Roxy Paine: It All Falls Apart



Roxy Paine’s current show, “Distillation,” at the James Cohan Gallery in New York is a continuous sculpture that winds through the interior of the gallery and insists you think about breaking down boundaries. Extending from the main entrance back into the administrative offices.   This site-specific piece slightly echoes the artist’s Maelstrom (2009), his thorny treelike structure on the top of the Metropolitan, but takes on the form of blood vessels, with geometric interventions. As an abstract sculpture, with a small wall installation of handmade mushrooms that appear near the front desk, Distillation moves fluidly between figuration and abstraction in order to break down architectural barriers. We spoke what exactly he finds so compelling about the act of looking.

JILL CONNER: The description of your exhibition, “Distillation,” seems ironic, because this work is so much about movement, and so little about reduction. Could you elaborate?

ROXY PAINE: “Distillation” is really a conflagration and an overlapping of many different systems, a collision and an interweaving of elements. Simultaneously, I want to present these elements as a discrete moment. It’s seven kinds of systems represented in the piece; each one to me represents a framing of the world. Those seven are mycological (fungal), vascular, neural (study of brain and neuroscience), taxonomic (biological or way of classifying the natural world.)

CONNER: Is it suggesting the seventh is the kingdom of biology?

PAINE:  No, there are no animals [in this schematic] actually. It’s just the seven fields that I find interesting. Each one is represented by a dendritic, branching structure that exists in nature.  It also exists within our brains, but abstractly. It’s more like a a taxonomic diagram, where one branch splits into another.





CONNER:  Like a template.

PAINE:  Yes, and it’s probably no coincidence that there is this correlation between physical and mental structures. In the piece, there are pipelines that represent the industrial vision of the world.  Then of course there are arborial, or tree forms, which represent botany. And then there are physical references to distillation, which represents chemistry. It’s very interesting, the origins of distillation, which was developed by alchemists who were very adept at breaking things down into parts. In fact, one of the tenets of alchemy, “solve a coagula,” means to separate and join together, or dissolve and join together.

CONNER: Do you think of these works as affecting a type of naturalism?

PAINE: Well I’ve always played back and forth: Being one thing or another is not of interest to me. I’m more interested in impurity and bouncing between elements freely.

CONNER: The way you’ve described it, there’s no narrative in this work, correct?

PAINE:  That’s correct although I think potentially one could come up with their own narrative. But I would never want to have one single narrative that I create be the one that is then dictated. But if someone feels that narrative is suggested, I’m not opposed to that.

CONNER: It sounds like you’re a researcher, or an anthropologist, riffing off strategies used in the the world at large and putting them together into an installation format.

PAINE: I work outside of gallery settings quite a bit. I’m not tied to a four-walled interior, in terms of where the work can exist. But I think that the white cube has benefits in that it’s a place where you can really focus.

CONNER:  What drew you to the environment, following the mass-produced sculptures that you made in 2000?

PAINE: Again, the machine-based works were occurring when I was going back and forth creating simulations of fungi and plant-based pieces, by which I mean to reflect a recurring theme of the past several hundred years.  Simultaneously we’re breaking things down and isolating things, where every field becomes more and more specialized.

At the same time there is this tremendous hybridization, bringing everything closer together due to the Internet.  So I think about things more on that level. Of course, environmentally, humans have the capacity to really mess up the world and we show ourselves more than willing to do that.

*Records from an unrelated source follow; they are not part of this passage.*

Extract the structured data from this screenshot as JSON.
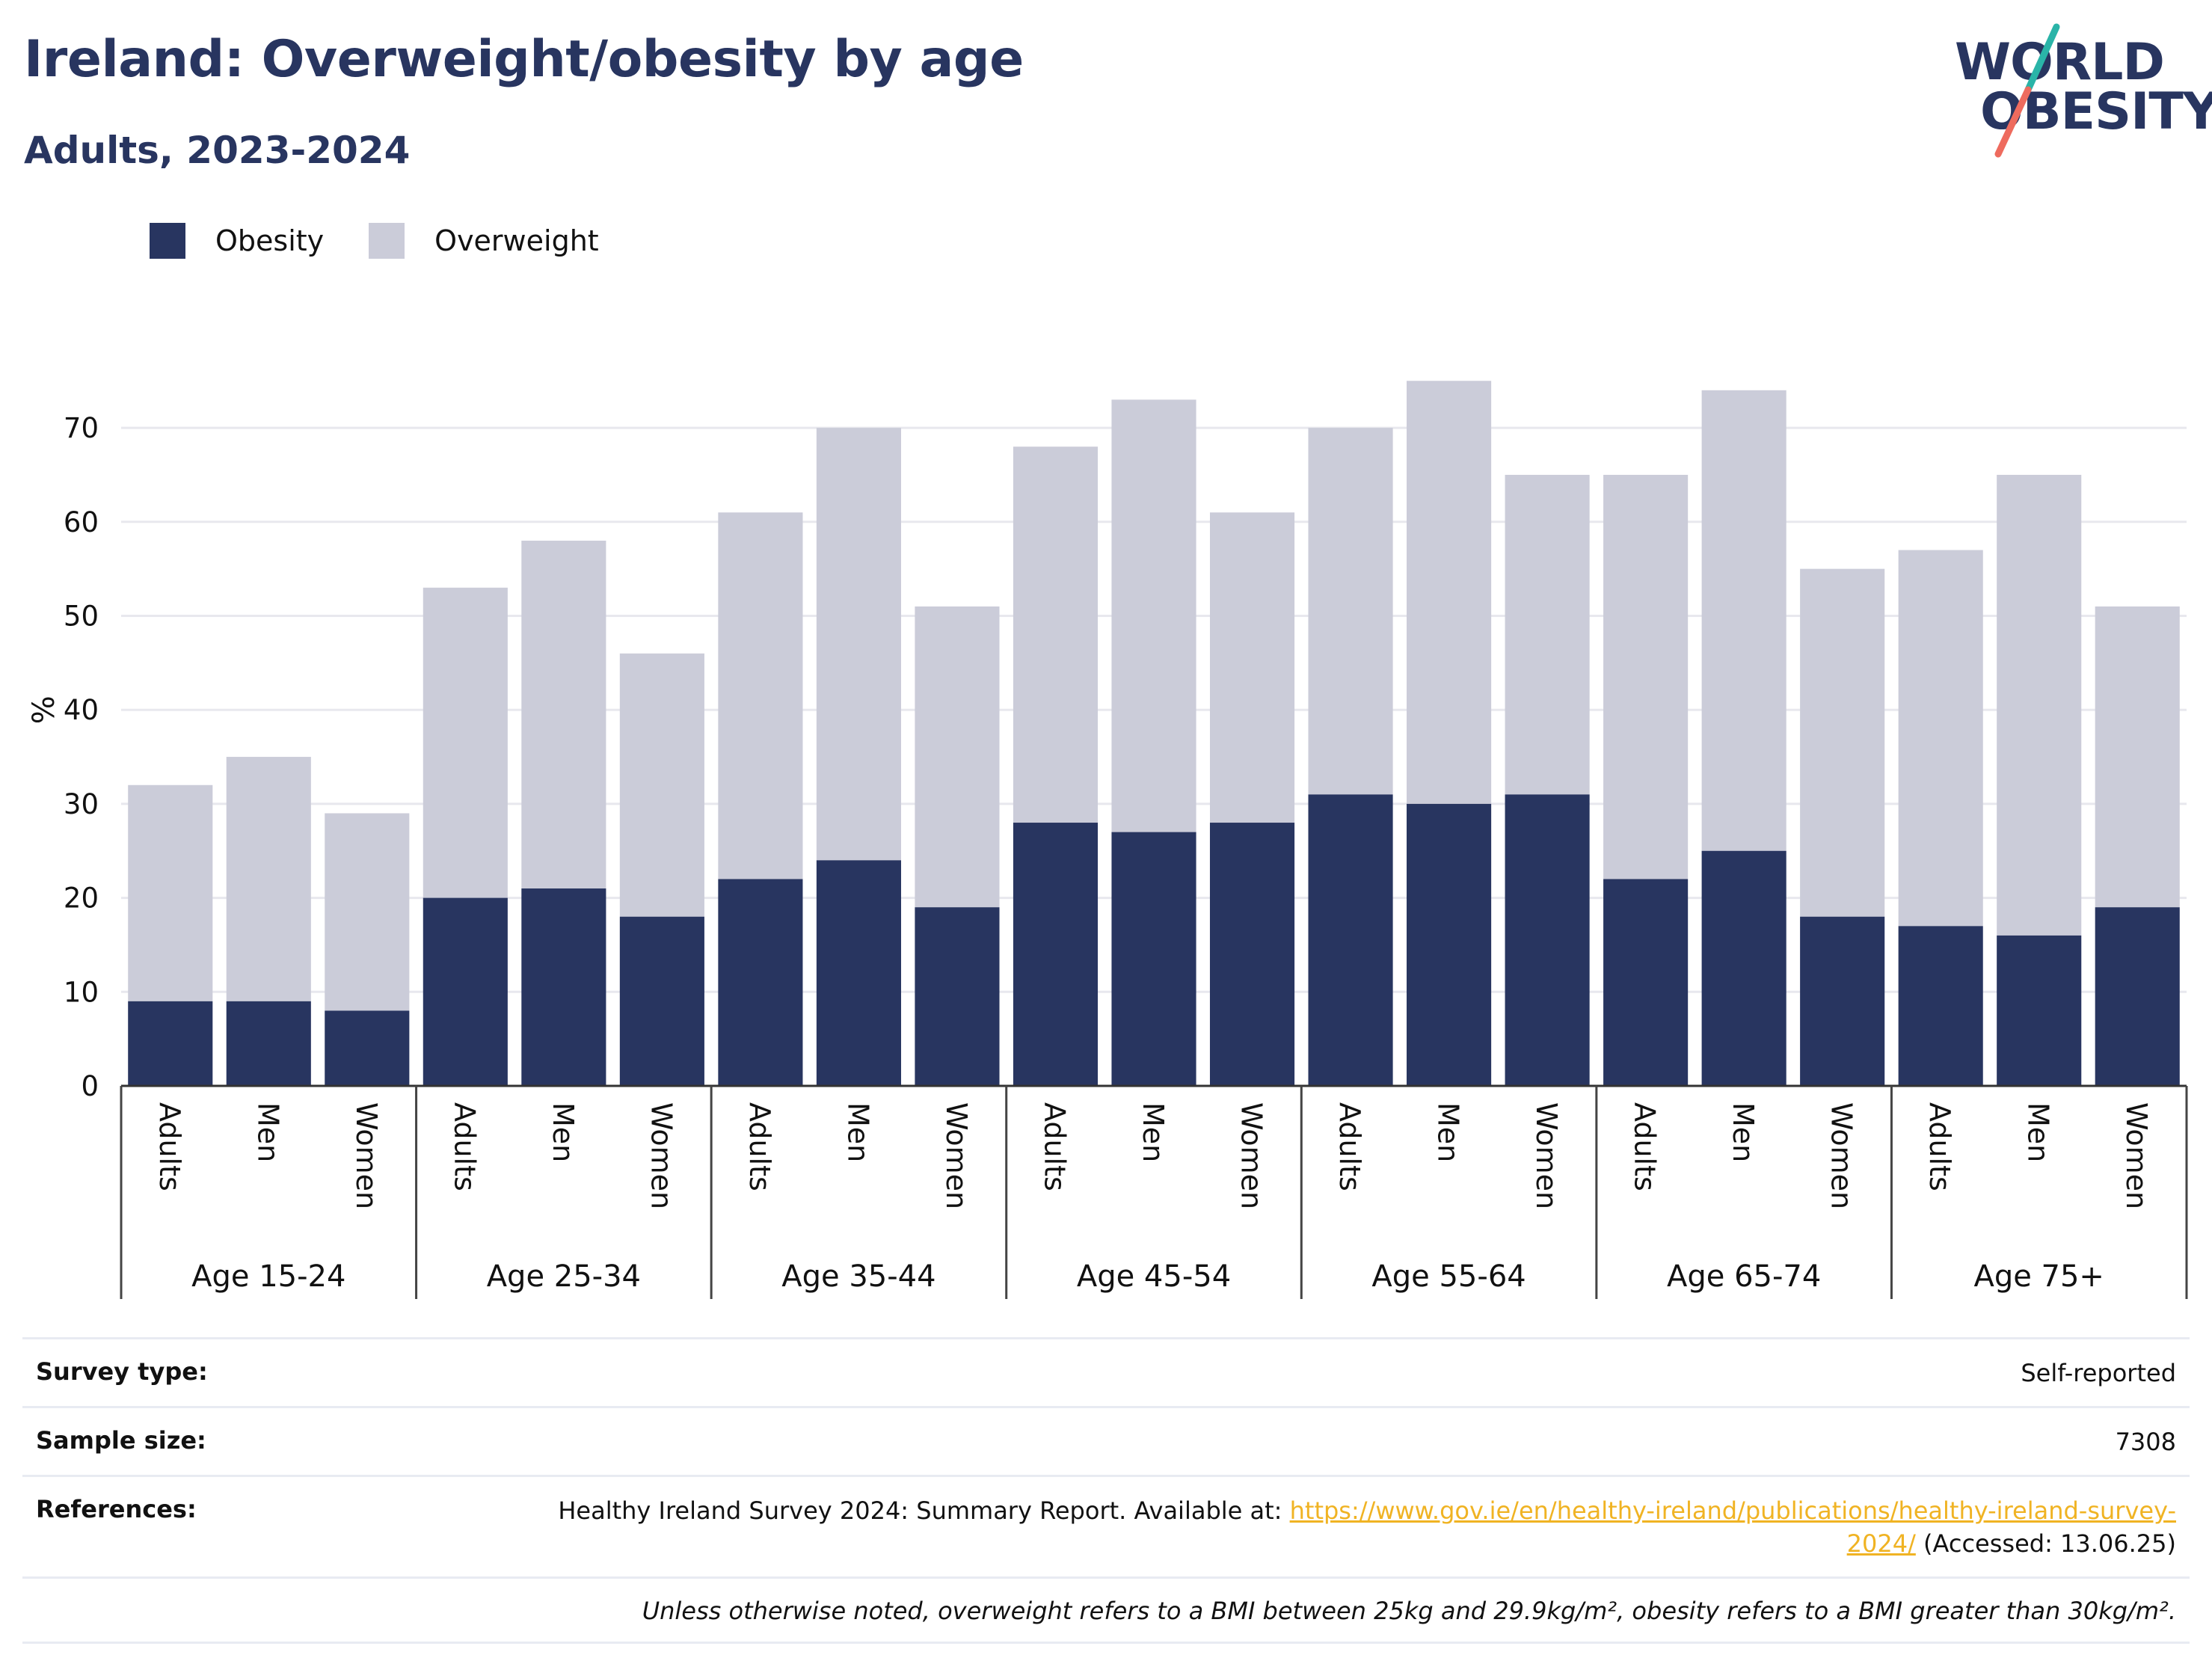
{
  "header": {
    "title": "Ireland: Overweight/obesity by age",
    "subtitle": "Adults, 2023-2024"
  },
  "logo": {
    "line1": "WORLD",
    "line2": "OBESITY",
    "colors": {
      "text": "#283560",
      "slash_top": "#2ab4a8",
      "slash_bottom": "#ee6b5e"
    }
  },
  "colors": {
    "obesity": "#283560",
    "overweight": "#cbccd9",
    "grid": "#e8e8ee",
    "axis": "#333333"
  },
  "chart_data": {
    "type": "bar",
    "stacked": true,
    "ylabel": "%",
    "ylim": [
      0,
      80
    ],
    "yticks": [
      0,
      10,
      20,
      30,
      40,
      50,
      60,
      70
    ],
    "grid": true,
    "legend_position": "top-left",
    "groups": [
      "Age 15-24",
      "Age 25-34",
      "Age 35-44",
      "Age 45-54",
      "Age 55-64",
      "Age 65-74",
      "Age 75+"
    ],
    "subcategories": [
      "Adults",
      "Men",
      "Women"
    ],
    "series": [
      {
        "name": "Obesity",
        "color": "#283560",
        "values": [
          9,
          9,
          8,
          20,
          21,
          18,
          22,
          24,
          19,
          28,
          27,
          28,
          31,
          30,
          31,
          22,
          25,
          18,
          17,
          16,
          19
        ]
      },
      {
        "name": "Overweight",
        "color": "#cbccd9",
        "values": [
          23,
          26,
          21,
          33,
          37,
          28,
          39,
          46,
          32,
          40,
          46,
          33,
          39,
          45,
          34,
          43,
          49,
          37,
          40,
          49,
          32
        ]
      }
    ]
  },
  "info": {
    "survey_label": "Survey type:",
    "survey_value": "Self-reported",
    "sample_label": "Sample size:",
    "sample_value": "7308",
    "ref_label": "References:",
    "ref_text": "Healthy Ireland Survey 2024: Summary Report. Available at: ",
    "ref_url": "https://www.gov.ie/en/healthy-ireland/publications/healthy-ireland-survey-2024/",
    "ref_accessed": " (Accessed: 13.06.25)",
    "footnote": "Unless otherwise noted, overweight refers to a BMI between 25kg and 29.9kg/m², obesity refers to a BMI greater than 30kg/m²."
  }
}
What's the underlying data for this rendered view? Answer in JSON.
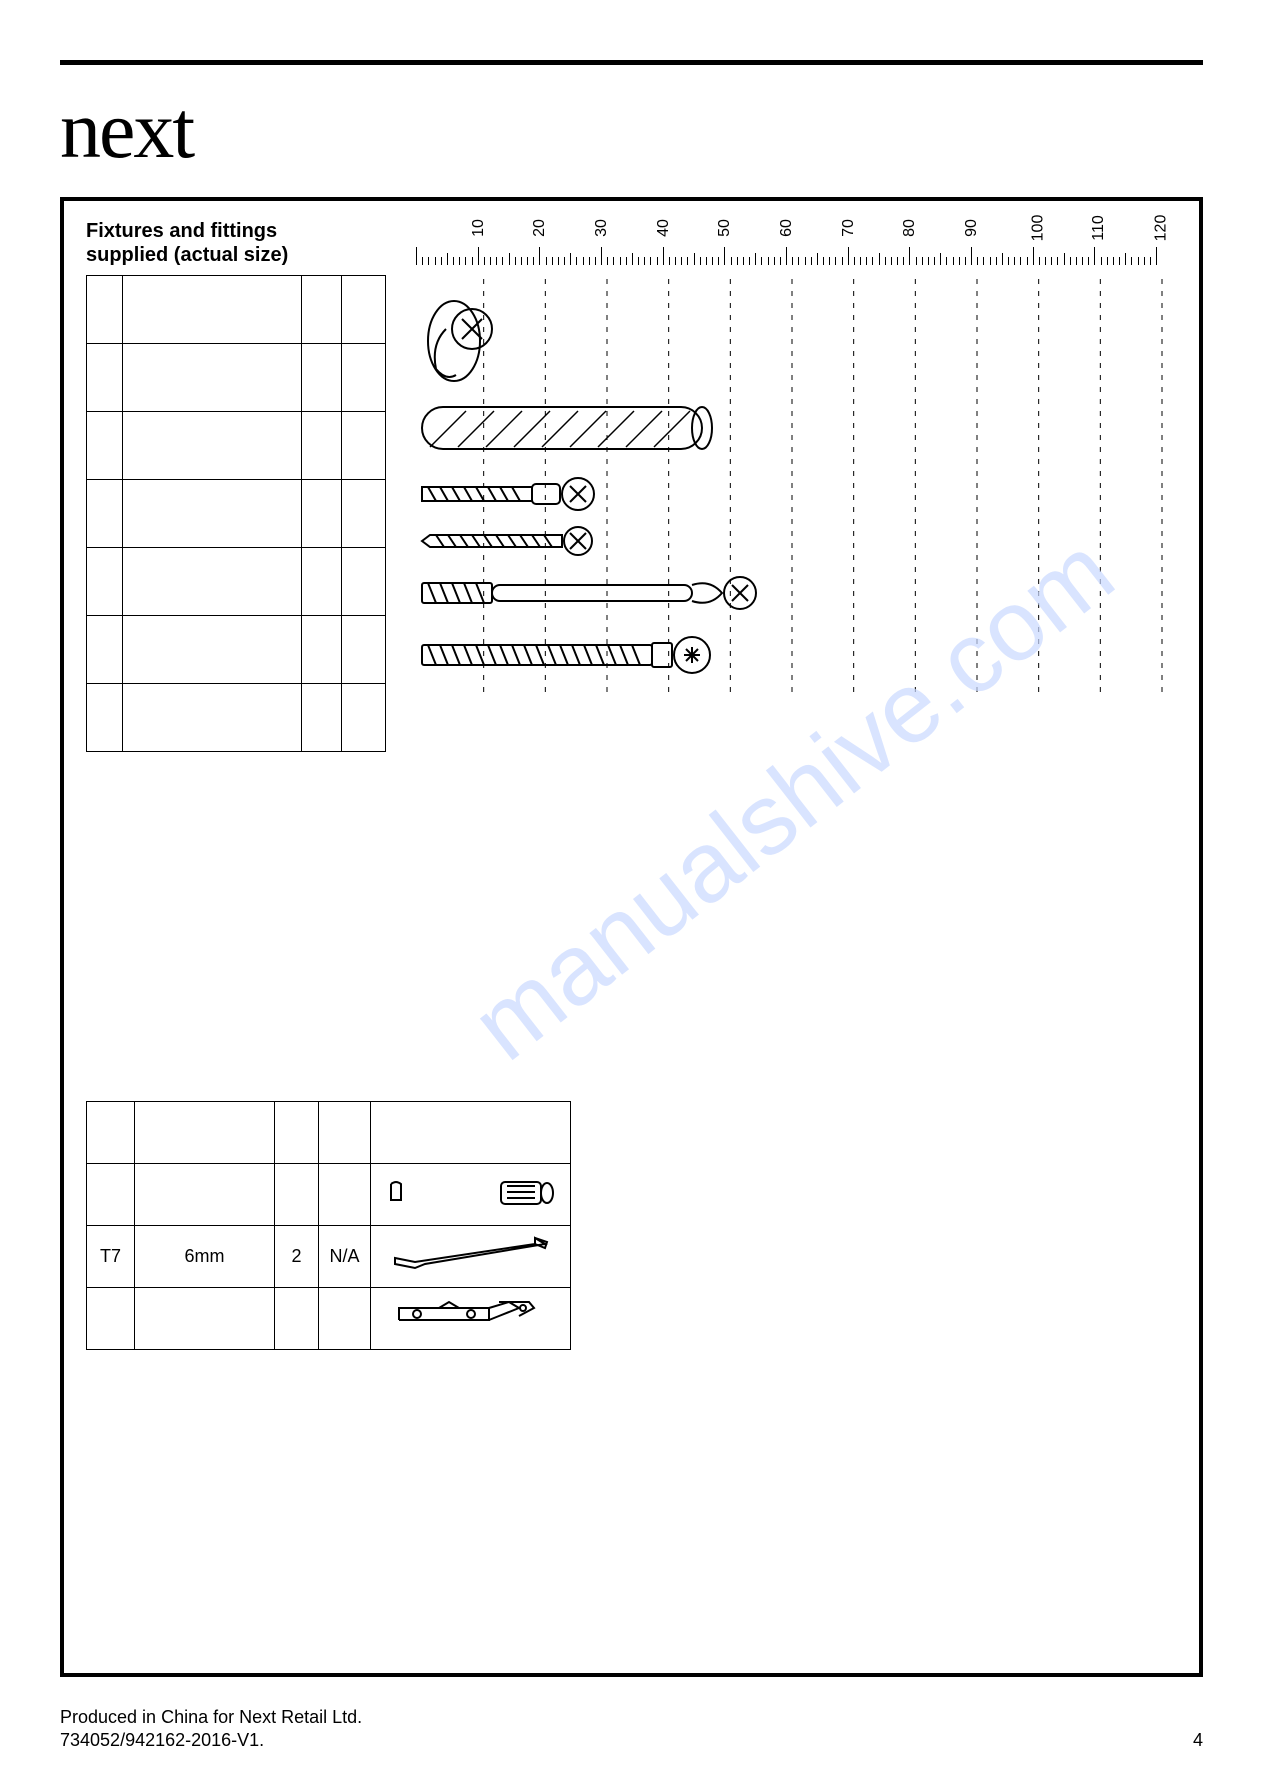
{
  "brand": "next",
  "section_title_line1": "Fixtures and fittings",
  "section_title_line2": "supplied (actual size)",
  "ruler": {
    "min": 0,
    "max": 120,
    "major_step": 10,
    "labels": [
      "10",
      "20",
      "30",
      "40",
      "50",
      "60",
      "70",
      "80",
      "90",
      "100",
      "110",
      "120"
    ]
  },
  "bottom_rows": [
    {
      "code": "",
      "size": "",
      "qty": "",
      "spare": "",
      "icon": "blank"
    },
    {
      "code": "",
      "size": "",
      "qty": "",
      "spare": "",
      "icon": "magnet"
    },
    {
      "code": "T7",
      "size": "6mm",
      "qty": "2",
      "spare": "N/A",
      "icon": "allen"
    },
    {
      "code": "",
      "size": "",
      "qty": "",
      "spare": "",
      "icon": "bracket"
    }
  ],
  "watermark_text": "manualshive.com",
  "footer_line1": "Produced in China for Next Retail Ltd.",
  "footer_line2": "734052/942162-2016-V1.",
  "page_number": "4",
  "colors": {
    "line": "#000000",
    "bg": "#ffffff",
    "watermark": "#c9d9ff"
  }
}
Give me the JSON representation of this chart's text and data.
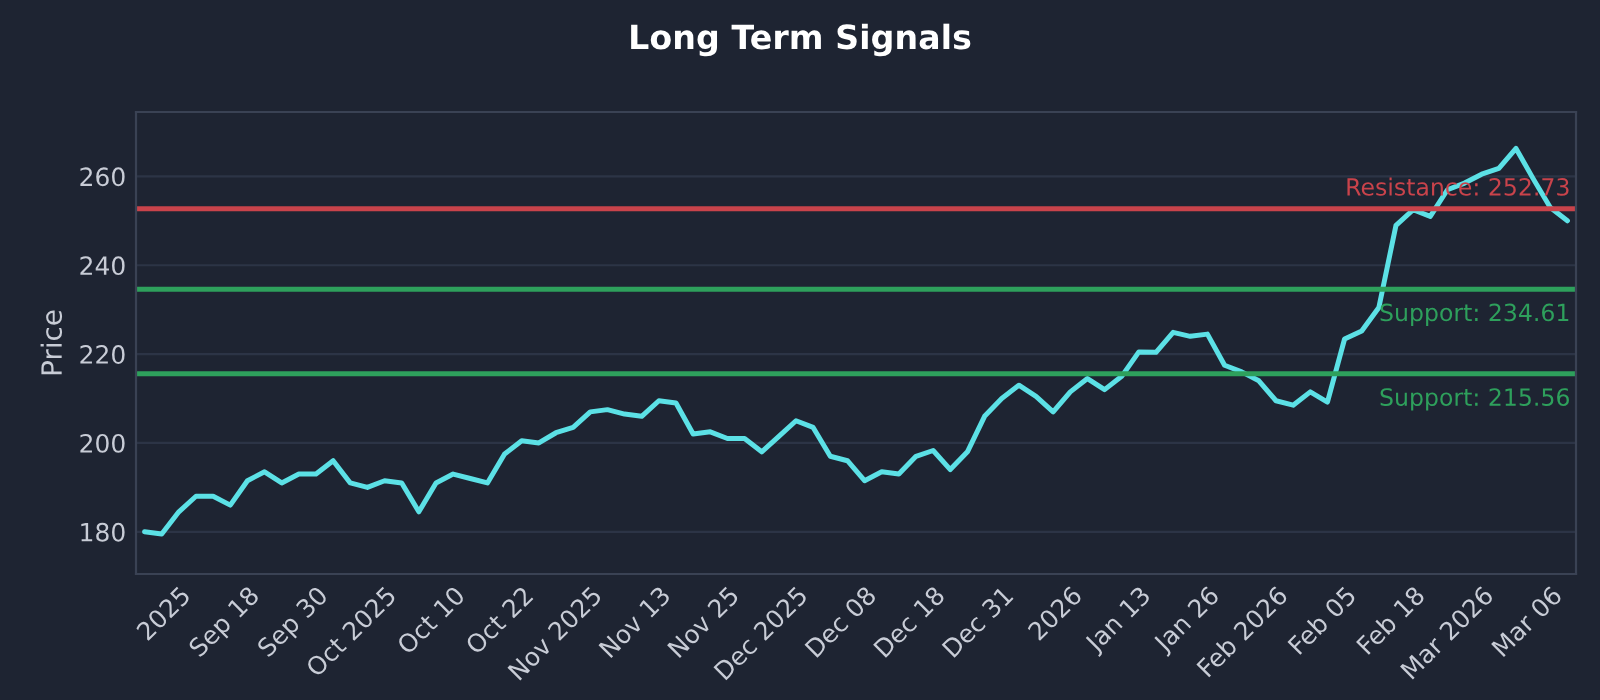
{
  "chart_data": {
    "type": "line",
    "title": "Long Term Signals",
    "ylabel": "Price",
    "categories": [
      null,
      null,
      "2025",
      null,
      null,
      null,
      "Sep 18",
      null,
      null,
      null,
      "Sep 30",
      null,
      null,
      null,
      "Oct 2025",
      null,
      null,
      null,
      "Oct 10",
      null,
      null,
      null,
      "Oct 22",
      null,
      null,
      null,
      "Nov 2025",
      null,
      null,
      null,
      "Nov 13",
      null,
      null,
      null,
      "Nov 25",
      null,
      null,
      null,
      "Dec 2025",
      null,
      null,
      null,
      "Dec 08",
      null,
      null,
      null,
      "Dec 18",
      null,
      null,
      null,
      "Dec 31",
      null,
      null,
      null,
      "2026",
      null,
      null,
      null,
      "Jan 13",
      null,
      null,
      null,
      "Jan 26",
      null,
      null,
      null,
      "Feb 2026",
      null,
      null,
      null,
      "Feb 05",
      null,
      null,
      null,
      "Feb 18",
      null,
      null,
      null,
      "Mar 2026",
      null,
      null,
      null,
      "Mar 06",
      null
    ],
    "series": [
      {
        "color": "#5ce1e6",
        "values": [
          180,
          179.5,
          184.5,
          188,
          188,
          186,
          191.5,
          193.5,
          191,
          193,
          193,
          196,
          191,
          190,
          191.5,
          191,
          184.5,
          191,
          193,
          192,
          191,
          197.5,
          200.5,
          200,
          202.3,
          203.5,
          207,
          207.5,
          206.5,
          206,
          209.5,
          209,
          202,
          202.5,
          201,
          201,
          198,
          201.5,
          205,
          203.5,
          197,
          196,
          191.5,
          193.5,
          193,
          197,
          198.3,
          194,
          198,
          206,
          210,
          213,
          210.5,
          207,
          211.5,
          214.5,
          212,
          215,
          220.5,
          220.4,
          224.9,
          224,
          224.5,
          217.5,
          216,
          214,
          209.5,
          208.5,
          211.5,
          209.2,
          223.4,
          225.2,
          230.5,
          249,
          252.5,
          251,
          257,
          258.5,
          260.5,
          261.8,
          266.3,
          259.5,
          253,
          250
        ]
      }
    ],
    "ylim": [
      170.5,
      274.5
    ],
    "yticks": [
      180,
      200,
      220,
      240,
      260
    ],
    "grid": "y",
    "legend": false,
    "marker": "none",
    "line_style": "solid",
    "ref_lines": [
      {
        "axis": "y",
        "value": 252.73,
        "label": "Resistance: 252.73",
        "color": "#c9434b"
      },
      {
        "axis": "y",
        "value": 234.61,
        "label": "Support: 234.61",
        "color": "#2ea05c"
      },
      {
        "axis": "y",
        "value": 215.56,
        "label": "Support: 215.56",
        "color": "#2ea05c"
      }
    ]
  }
}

I guess rather than making a moral statement, I’m kind of examining the fact that we always want to mess with things in our environment, to alter nature and other things to their fundamental core. I don’t see that changing anytime soon, so it’s more like taking a step back and looking at that instinct, that tremendous tendency of humans.

CONNER:  Are you referring to the destructive tendency?

PAINE: Well, we alter things and sometimes it’s not destructive.  Sometimes the way we alter things can improve things.  However, the potential for destruction is always there.

CONNER: Would a good analogy be the scientific cloning of livestock, plants and vegetables?  A vain attempt to try to preserve the environment a certain way?

PAINE: Right. That’s an example of how we can’t stop altering and breaking things apart at their most fundamental level.